An inspiring example of someone who forgave an offence willingly is Pierce O’Farrill, who was present in a movie theatre when a gunman opened fire. O’Farrill was shot three times and required several surgeries along with lengthy physical training to regain the use of one arm. Amazingly, O’Farrill says: “I never felt anger at the shooter”. Rather, he found himself wondering what the shooter’s life must have been like: “What would it be like to be so consumed with hatred that you only think about hurting people”? A man of deep faith, O’Farrill believes that God spared him to show others that forgiveness is possible and says: “I believe every single person has a chance at redemption”.

6. Comfort the afflicted

The bible instructs followers to support and help those who are struggling: “Comfort my people, says your God” (Isaiah 40:10, New International Version). “Encourage one another and build each other up”, was the teaching of St.
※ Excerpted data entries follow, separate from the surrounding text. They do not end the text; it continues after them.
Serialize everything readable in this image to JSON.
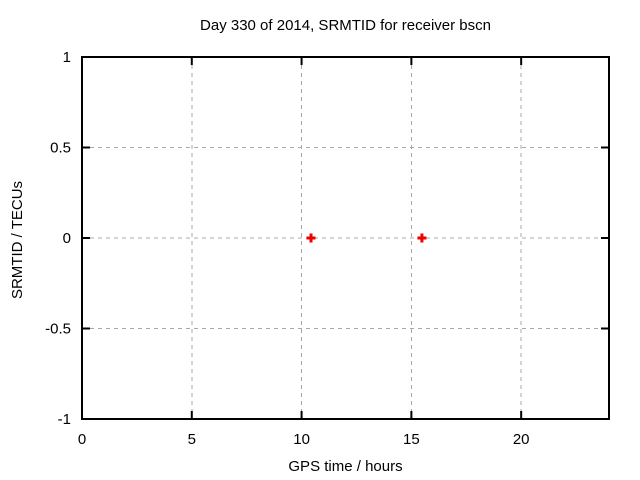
{
  "chart_data": {
    "type": "scatter",
    "title": "Day 330 of 2014, SRMTID for receiver bscn",
    "xlabel": "GPS time / hours",
    "ylabel": "SRMTID / TECUs",
    "xlim": [
      0,
      24
    ],
    "ylim": [
      -1,
      1
    ],
    "xticks": {
      "values": [
        0,
        5,
        10,
        15,
        20
      ],
      "labels": [
        "0",
        "5",
        "10",
        "15",
        "20"
      ]
    },
    "yticks": {
      "values": [
        -1,
        -0.5,
        0,
        0.5,
        1
      ],
      "labels": [
        "-1",
        "-0.5",
        "0",
        "0.5",
        "1"
      ]
    },
    "grid": true,
    "legend": "none",
    "series": [
      {
        "marker": "plus",
        "color": "#ee0000",
        "points": [
          {
            "x": 10.43,
            "y": 0.0
          },
          {
            "x": 15.48,
            "y": 0.0
          }
        ]
      }
    ]
  },
  "colors": {
    "background": "#ffffff",
    "border": "#000000",
    "grid": "#a8a8a8",
    "text": "#000000"
  }
}
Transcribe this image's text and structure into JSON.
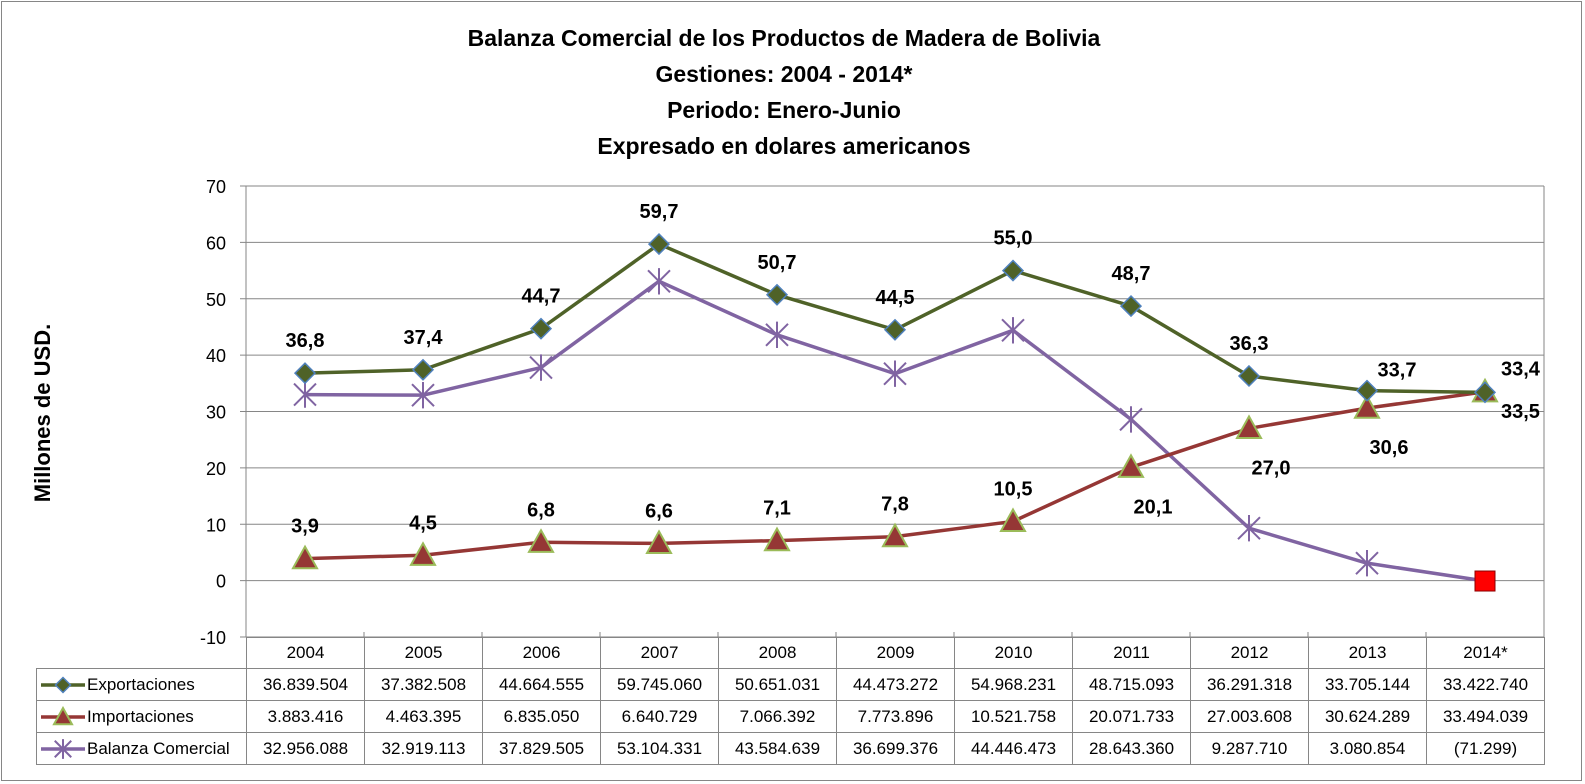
{
  "chart_data": {
    "type": "line",
    "title_lines": [
      "Balanza Comercial de los Productos de Madera de Bolivia",
      "Gestiones: 2004 - 2014*",
      "Periodo: Enero-Junio",
      "Expresado en dolares americanos"
    ],
    "ylabel": "Millones de USD.",
    "ylim": [
      -10,
      70
    ],
    "yticks": [
      -10,
      0,
      10,
      20,
      30,
      40,
      50,
      60,
      70
    ],
    "grid": true,
    "legend": "data-table",
    "categories": [
      "2004",
      "2005",
      "2006",
      "2007",
      "2008",
      "2009",
      "2010",
      "2011",
      "2012",
      "2013",
      "2014*"
    ],
    "series": [
      {
        "name": "Exportaciones",
        "color": "#4F6228",
        "marker": "diamond",
        "values": [
          36.8,
          37.4,
          44.7,
          59.7,
          50.7,
          44.5,
          55.0,
          48.7,
          36.3,
          33.7,
          33.4
        ],
        "labels": [
          "36,8",
          "37,4",
          "44,7",
          "59,7",
          "50,7",
          "44,5",
          "55,0",
          "48,7",
          "36,3",
          "33,7",
          "33,4"
        ],
        "table": [
          "36.839.504",
          "37.382.508",
          "44.664.555",
          "59.745.060",
          "50.651.031",
          "44.473.272",
          "54.968.231",
          "48.715.093",
          "36.291.318",
          "33.705.144",
          "33.422.740"
        ]
      },
      {
        "name": "Importaciones",
        "color": "#953735",
        "marker": "triangle",
        "values": [
          3.9,
          4.5,
          6.8,
          6.6,
          7.1,
          7.8,
          10.5,
          20.1,
          27.0,
          30.6,
          33.5
        ],
        "labels": [
          "3,9",
          "4,5",
          "6,8",
          "6,6",
          "7,1",
          "7,8",
          "10,5",
          "20,1",
          "27,0",
          "30,6",
          "33,5"
        ],
        "table": [
          "3.883.416",
          "4.463.395",
          "6.835.050",
          "6.640.729",
          "7.066.392",
          "7.773.896",
          "10.521.758",
          "20.071.733",
          "27.003.608",
          "30.624.289",
          "33.494.039"
        ]
      },
      {
        "name": "Balanza Comercial",
        "color": "#8064A2",
        "marker": "star",
        "values": [
          33.0,
          32.9,
          37.8,
          53.1,
          43.6,
          36.7,
          44.4,
          28.6,
          9.3,
          3.1,
          -0.07
        ],
        "table": [
          "32.956.088",
          "32.919.113",
          "37.829.505",
          "53.104.331",
          "43.584.639",
          "36.699.376",
          "44.446.473",
          "28.643.360",
          "9.287.710",
          "3.080.854",
          "(71.299)"
        ]
      }
    ],
    "highlight_point": {
      "series": "Balanza Comercial",
      "category": "2014*",
      "color": "#FF0000",
      "marker": "square"
    }
  }
}
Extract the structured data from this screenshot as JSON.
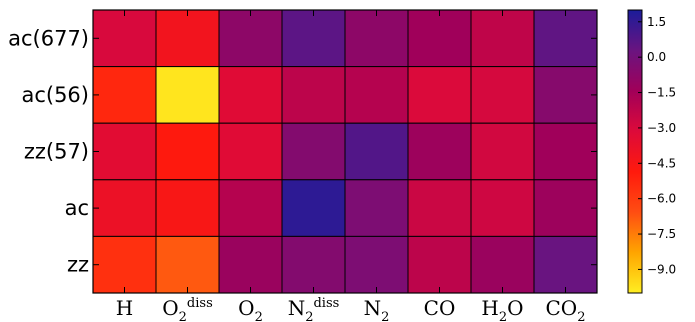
{
  "chart_data": {
    "type": "heatmap",
    "rows": [
      "ac(677)",
      "ac(56)",
      "zz(57)",
      "ac",
      "zz"
    ],
    "columns": [
      {
        "base": "H",
        "sub": "",
        "sup": ""
      },
      {
        "base": "O",
        "sub": "2",
        "sup": "diss"
      },
      {
        "base": "O",
        "sub": "2",
        "sup": ""
      },
      {
        "base": "N",
        "sub": "2",
        "sup": "diss"
      },
      {
        "base": "N",
        "sub": "2",
        "sup": ""
      },
      {
        "base": "CO",
        "sub": "",
        "sup": ""
      },
      {
        "base": "H",
        "sub": "2",
        "sup": "",
        "tail": "O"
      },
      {
        "base": "CO",
        "sub": "2",
        "sup": ""
      }
    ],
    "values": [
      [
        -3.0,
        -4.2,
        -0.8,
        0.6,
        -0.8,
        -1.4,
        -2.3,
        0.5
      ],
      [
        -5.3,
        -9.8,
        -3.3,
        -2.2,
        -2.0,
        -3.1,
        -2.9,
        -0.6
      ],
      [
        -3.4,
        -4.8,
        -3.3,
        -0.5,
        0.8,
        -1.3,
        -2.8,
        -1.4
      ],
      [
        -3.9,
        -4.5,
        -2.0,
        1.6,
        -0.3,
        -2.6,
        -2.7,
        -1.3
      ],
      [
        -5.6,
        -6.8,
        -1.2,
        -0.5,
        -0.3,
        -2.2,
        -1.2,
        0.3
      ]
    ],
    "colorbar": {
      "min": -10.0,
      "max": 2.0,
      "ticks": [
        "1.5",
        "0.0",
        "−1.5",
        "−3.0",
        "−4.5",
        "−6.0",
        "−7.5",
        "−9.0"
      ],
      "tick_values": [
        1.5,
        0.0,
        -1.5,
        -3.0,
        -4.5,
        -6.0,
        -7.5,
        -9.0
      ],
      "colormap": [
        "#ffee22",
        "#ffa500",
        "#ff4d12",
        "#ff1a0d",
        "#dd0a3a",
        "#a10059",
        "#6a1480",
        "#1b1c9a"
      ]
    },
    "title": "",
    "xlabel": "",
    "ylabel": ""
  }
}
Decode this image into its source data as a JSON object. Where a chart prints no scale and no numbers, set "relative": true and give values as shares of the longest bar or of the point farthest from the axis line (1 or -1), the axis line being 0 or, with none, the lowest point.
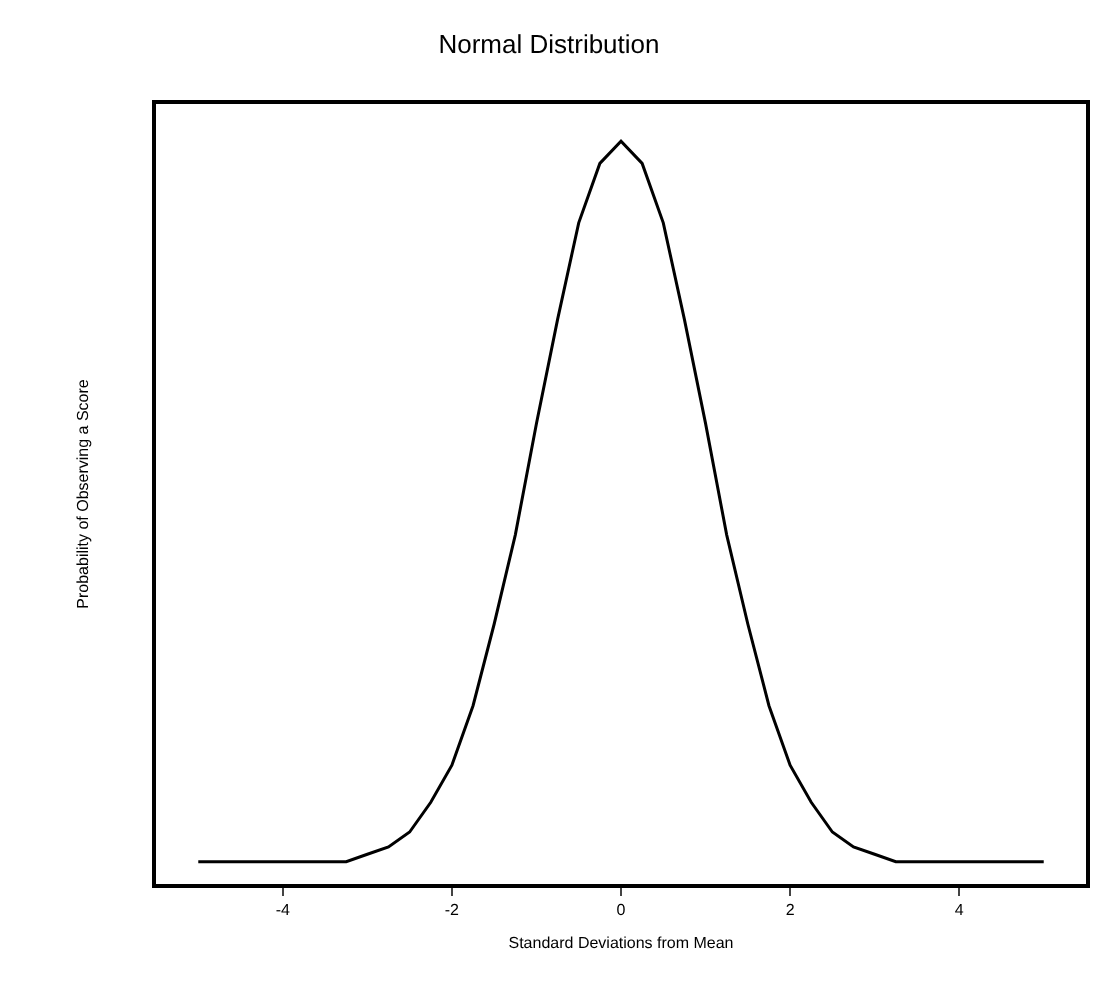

Paul (1 Thessalonians 5:11, NIV).

One way to help the afflicted is through practical aid. For example, when a woman’s husband died unexpectedly and she was left a widow with young children, she benefitted from many kind acts, which encouraged her greatly. “When I picked up my car after maintenance, the mechanic told me someone had paid the bill”, she recalls, and added that a group from her church sent money to help with medical expenses and an anonymous friend sent her prepaid gas cards for several months. Of these practical acts during a time of family affliction, the woman said that each act of kindness restored hope and brought fresh strength.

7. Pray for the living and the dead

This is a reminder that our prayers should not be focused only on ourselves, but also focused upon the needs of others. Rabbi Joseph Telushkin, author of A Code Of Jewish Ethics, suggests that perhaps too many prayers involve self-interest: “health, romantic happiness, family welfare, financial success and employment. Indeed, I suspect that if an analysis was done on the contents of the tens of thousands of notes tucked into the crevices of the Western Wall in Jerusalem each year, these themes would predominate”. Because of this reality, Rabbi Telushkin recommends expanding one’s range of prayer to include “good things for others as much as we want them for ourselves ... before praying for ourselves and our family’s welfare, it is appropriate to offer prayers on behalf of others”. One way of ensuring that this happens is to have a routine of writing down the names of people you know who are in need of prayer support, and recalling the list when you pray. Some examples could include

  someone undergoing separation and divorce;

  someone who is lonely and seeking a partner;

  someone diagnosed with a life-threatening illness;

  someone who is unemployed and searching for work;

  someone who is hospitalised or bed bound at home.

The seven spiritual works of mercy are an important part of the Christian tradition. They serve as guides for us to respond with courage and compassion to help the people God places in our presence.